Tiago Pitta e Cunha, especialista em assuntos do mar e administrador da Fundação Oceano Azul, enalteceu, em declarações à Lusa, a importância do documento, considerando-o uma “mudança estruturante”, que acontece ao mesmo tempo em que o direito internacional está “a ser demolido pelos países que deviam ser os principais garantes da proteção deste direito internacional, nomeadamente os países que são membros permanentes do Conselho de Segurança da ONU”.
“Numa altura em que esses membros permanentes praticam atos contrários à carta das Nações Unidas e a todo o direito internacional estabelecido, temos na área da agenda multilateral do oceano a criação de consensos da comunidade internacional” afirmou, sublinhando a contradição.

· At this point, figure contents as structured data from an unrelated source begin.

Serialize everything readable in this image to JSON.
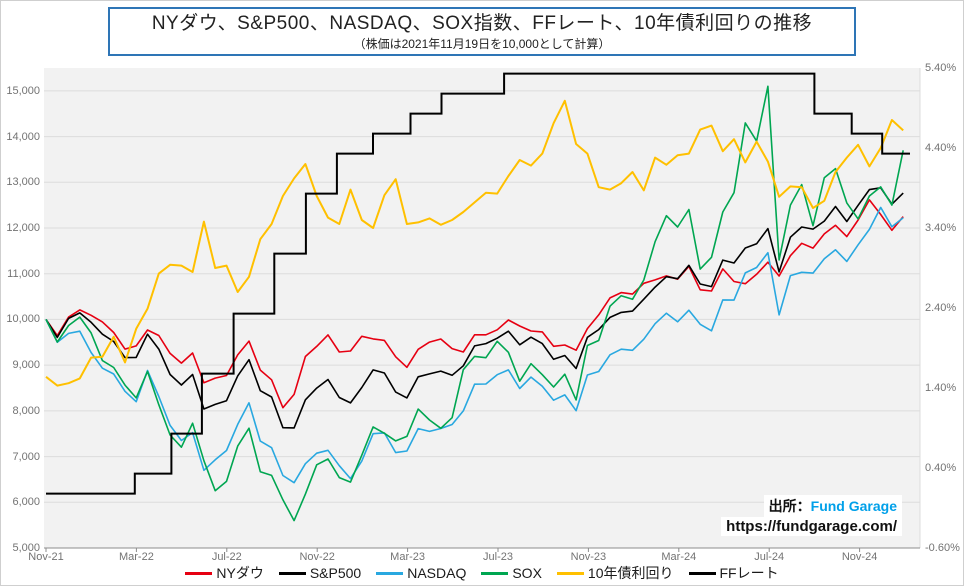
{
  "title": {
    "main": "NYダウ、S&P500、NASDAQ、SOX指数、FFレート、10年債利回りの推移",
    "subtitle": "（株価は2021年11月19日を10,000として計算）"
  },
  "source": {
    "label": "出所：",
    "name": "Fund Garage",
    "url": "https://fundgarage.com/"
  },
  "colors": {
    "plot_bg": "#f2f2f2",
    "gridline": "#dcdcdc",
    "axis": "#8c8c8c",
    "title_border": "#2e75b6",
    "brand": "#00a0e9",
    "nydow": "#e60012",
    "sp500": "#000000",
    "nasdaq": "#29a8e0",
    "sox": "#00a651",
    "us10y": "#ffc000",
    "ffrate": "#000000"
  },
  "chart_data": {
    "type": "line",
    "title": "NYダウ、S&P500、NASDAQ、SOX指数、FFレート、10年債利回りの推移",
    "note": "株価は2021年11月19日を10,000として計算",
    "x_range_months": [
      0,
      38.2
    ],
    "x_ticks": [
      {
        "label": "Nov-21",
        "t": 0
      },
      {
        "label": "Mar-22",
        "t": 4
      },
      {
        "label": "Jul-22",
        "t": 8
      },
      {
        "label": "Nov-22",
        "t": 12
      },
      {
        "label": "Mar-23",
        "t": 16
      },
      {
        "label": "Jul-23",
        "t": 20
      },
      {
        "label": "Nov-23",
        "t": 24
      },
      {
        "label": "Mar-24",
        "t": 28
      },
      {
        "label": "Jul-24",
        "t": 32
      },
      {
        "label": "Nov-24",
        "t": 36
      }
    ],
    "y_left": {
      "min": 5000,
      "max": 15500,
      "tick_values": [
        15000,
        14000,
        13000,
        12000,
        11000,
        10000,
        9000,
        8000,
        7000,
        6000,
        5000
      ],
      "tick_labels": [
        "15,000",
        "14,000",
        "13,000",
        "12,000",
        "11,000",
        "10,000",
        "9,000",
        "8,000",
        "7,000",
        "6,000",
        "5,000"
      ]
    },
    "y_right": {
      "min": -0.6,
      "max": 5.4,
      "tick_values": [
        5.4,
        4.4,
        3.4,
        2.4,
        1.4,
        0.4,
        -0.6
      ],
      "tick_labels": [
        "5.40%",
        "4.40%",
        "3.40%",
        "2.40%",
        "1.40%",
        "0.40%",
        "-0.60%"
      ]
    },
    "grid_values_left": [
      15000,
      14000,
      13000,
      12000,
      11000,
      10000,
      9000,
      8000,
      7000,
      6000
    ],
    "sample_interval": "semi-monthly from 2021-11-19 to 2025-01-17",
    "series": [
      {
        "key": "nydow",
        "name": "NYダウ",
        "axis": "left",
        "color": "#e60012",
        "width": 1.6,
        "values": [
          10000,
          9646,
          10050,
          10208,
          10090,
          9945,
          9714,
          9352,
          9422,
          9768,
          9648,
          9257,
          9044,
          9266,
          8614,
          8716,
          8773,
          9225,
          9525,
          8892,
          8680,
          8068,
          8360,
          9190,
          9409,
          9661,
          9287,
          9310,
          9632,
          9574,
          9542,
          9183,
          8953,
          9346,
          9505,
          9571,
          9362,
          9287,
          9664,
          9664,
          9774,
          9988,
          9856,
          9746,
          9727,
          9412,
          9441,
          9326,
          9800,
          10098,
          10471,
          10586,
          10554,
          10790,
          10864,
          10953,
          10880,
          11160,
          10648,
          10622,
          11106,
          10830,
          10781,
          10988,
          11252,
          10950,
          11394,
          11665,
          11561,
          11870,
          12060,
          11812,
          12174,
          12615,
          12295,
          11950,
          12250
        ]
      },
      {
        "key": "sp500",
        "name": "S&P500",
        "axis": "left",
        "color": "#000000",
        "width": 1.6,
        "values": [
          10000,
          9606,
          10023,
          10143,
          9937,
          9677,
          9517,
          9166,
          9170,
          9677,
          9351,
          8795,
          8565,
          8795,
          8040,
          8142,
          8223,
          8765,
          9120,
          8442,
          8304,
          7631,
          7627,
          8242,
          8497,
          8685,
          8293,
          8174,
          8512,
          8895,
          8829,
          8410,
          8284,
          8746,
          8808,
          8870,
          8778,
          8985,
          9421,
          9472,
          9589,
          9742,
          9446,
          9612,
          9472,
          9127,
          9212,
          8927,
          9608,
          9778,
          10045,
          10153,
          10183,
          10443,
          10707,
          10934,
          10892,
          11183,
          10774,
          10719,
          11298,
          11234,
          11562,
          11654,
          11986,
          11040,
          11799,
          12022,
          11975,
          12152,
          12471,
          12143,
          12497,
          12840,
          12880,
          12520,
          12763
        ]
      },
      {
        "key": "nasdaq",
        "name": "NASDAQ",
        "axis": "left",
        "color": "#29a8e0",
        "width": 1.6,
        "values": [
          10000,
          9500,
          9694,
          9743,
          9276,
          8934,
          8806,
          8428,
          8200,
          8882,
          8314,
          7682,
          7352,
          7524,
          6700,
          6930,
          7132,
          7703,
          8176,
          7339,
          7194,
          6587,
          6428,
          6843,
          7073,
          7138,
          6800,
          6518,
          6900,
          7500,
          7517,
          7087,
          7121,
          7612,
          7550,
          7614,
          7701,
          8000,
          8583,
          8587,
          8790,
          8896,
          8489,
          8739,
          8537,
          8233,
          8350,
          8004,
          8784,
          8860,
          9226,
          9349,
          9325,
          9567,
          9906,
          10136,
          9948,
          10201,
          9893,
          9752,
          10427,
          10422,
          11017,
          11135,
          11459,
          10100,
          10958,
          11032,
          11014,
          11328,
          11523,
          11270,
          11633,
          11969,
          12450,
          12026,
          12226
        ]
      },
      {
        "key": "sox",
        "name": "SOX",
        "axis": "left",
        "color": "#00a651",
        "width": 1.6,
        "values": [
          10000,
          9506,
          9867,
          10051,
          9705,
          9100,
          8949,
          8563,
          8283,
          8863,
          8135,
          7471,
          7204,
          7731,
          6909,
          6253,
          6456,
          7229,
          7621,
          6670,
          6588,
          6054,
          5600,
          6179,
          6820,
          6947,
          6540,
          6441,
          7029,
          7650,
          7509,
          7342,
          7441,
          8039,
          7800,
          7619,
          7851,
          8900,
          9191,
          9163,
          9522,
          9280,
          8649,
          9031,
          8791,
          8522,
          8801,
          8240,
          9430,
          9539,
          10290,
          10520,
          10440,
          10862,
          11700,
          12268,
          12022,
          12404,
          11100,
          11360,
          12350,
          12772,
          14300,
          13901,
          15100,
          11300,
          12500,
          12950,
          12050,
          13100,
          13300,
          12550,
          12200,
          12700,
          12900,
          12500,
          13700
        ]
      },
      {
        "key": "us10y",
        "name": "10年債利回り",
        "axis": "right",
        "color": "#ffc000",
        "width": 2,
        "values": [
          1.54,
          1.43,
          1.46,
          1.52,
          1.78,
          1.79,
          2.04,
          1.72,
          2.14,
          2.39,
          2.83,
          2.94,
          2.93,
          2.85,
          3.48,
          2.9,
          2.93,
          2.6,
          2.79,
          3.26,
          3.45,
          3.8,
          4.02,
          4.2,
          3.8,
          3.53,
          3.45,
          3.88,
          3.5,
          3.4,
          3.81,
          4.01,
          3.45,
          3.47,
          3.52,
          3.44,
          3.5,
          3.6,
          3.72,
          3.84,
          3.83,
          4.05,
          4.25,
          4.18,
          4.33,
          4.71,
          4.99,
          4.45,
          4.33,
          3.91,
          3.88,
          3.96,
          4.1,
          3.87,
          4.28,
          4.19,
          4.31,
          4.33,
          4.63,
          4.68,
          4.36,
          4.51,
          4.22,
          4.48,
          4.23,
          3.79,
          3.92,
          3.91,
          3.65,
          3.74,
          4.1,
          4.28,
          4.44,
          4.17,
          4.4,
          4.75,
          4.62
        ]
      },
      {
        "key": "ffrate",
        "name": "FFレート",
        "axis": "right",
        "color": "#000000",
        "width": 2,
        "step": true,
        "points": [
          [
            0,
            0.08
          ],
          [
            3.93,
            0.33
          ],
          [
            5.55,
            0.83
          ],
          [
            6.9,
            1.58
          ],
          [
            8.3,
            2.33
          ],
          [
            10.1,
            3.08
          ],
          [
            11.5,
            3.83
          ],
          [
            12.87,
            4.33
          ],
          [
            14.47,
            4.58
          ],
          [
            16.13,
            4.83
          ],
          [
            17.5,
            5.08
          ],
          [
            20.27,
            5.33
          ],
          [
            34.0,
            4.83
          ],
          [
            35.65,
            4.58
          ],
          [
            37.0,
            4.33
          ],
          [
            38.2,
            4.33
          ]
        ]
      }
    ],
    "legend_position": "bottom"
  }
}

Questionado sobre a posição dos Estados Unidos, que não assina o tratado, Tiago Pitta e Cunha é perentório e disse preferir “ter essa norma já criada, este tratado, e depois ter um país que não a aplica, do que não ter tratado”.
Ana Colaço, bióloga, especialista em mar profundo e investigadora do Instituto Okeanos, da Universidade dos Açores, recordou à Lusa que os Estados Unidos também não ratificaram a Lei do Mar e que mesmo assim sempre cumpriram, no passado, a lei internacional.
E hoje, garantiu, muitas organizações no país continuam a trabalhar na questão da preservação do oceano, há um diálogo para tentar impedir a mineração em mar profundo.
“Esperamos que haja bom senso”, resumiu a especialista, manifestando-se confiante que muitos mais países ratifiquem o Tratado do Alto Mar.
Tiago Pitta e Cunha também demonstrou otimismo, considerando que se metade do planeta é este mar (alto mar), esta metade na verdade não tinha praticamente regras jurídicas, não havia uma arquitetura de direito internacional que a governasse, prevalecendo a regra do mais forte.
Com este tratado há uma regulação, complexa, “e uma das regras que parece mais importante e que está a preocupar um conjunto alargado de países é a criação de áreas marinhas protegidas (AMP) no alto mar”, que poderão ser “impedidoras de pesca”.
Pitta e Cunha sublinhou que no alto mar há zonas ecologicamente sensíveis, como os montes submarinos, que até agora não tinham qualquer capacidade de serem protegidas pelo direito internacional, lembrando que a proteção dessas áreas “pode fazer grande diferença para a sustentabilidade do planeta e logo a sua sobrevivência”.
Numa declaração enviada à Lusa, Vera Coelho, vice-presidente e diretora executiva na Europa da Oceana, organização internacional de defesa do oceano, também destacou que as AMP no alto mar serão uma “ferramenta para travar a degradação de espécies e habitats marinhos, restaurar a abundância de peixes e aumentar a resiliência global às alterações climáticas”.
Vera Coelho apelou aos Estados-Membros da União Europeia (UE) que ainda não ratificaram o tratado – como a Alemanha, a Itália, os Países Baixos e a Suécia – para que o façam rapidamente.
Exortou ainda a UE a dar o exemplo e a proteger eficazmente as AMP nas suas próprias águas contra atividades destrutivas, o que “elevará o padrão para a futura proteção em áreas além da jurisdição nacional”.
Onze países da UE ainda não ratificaram o Tratado.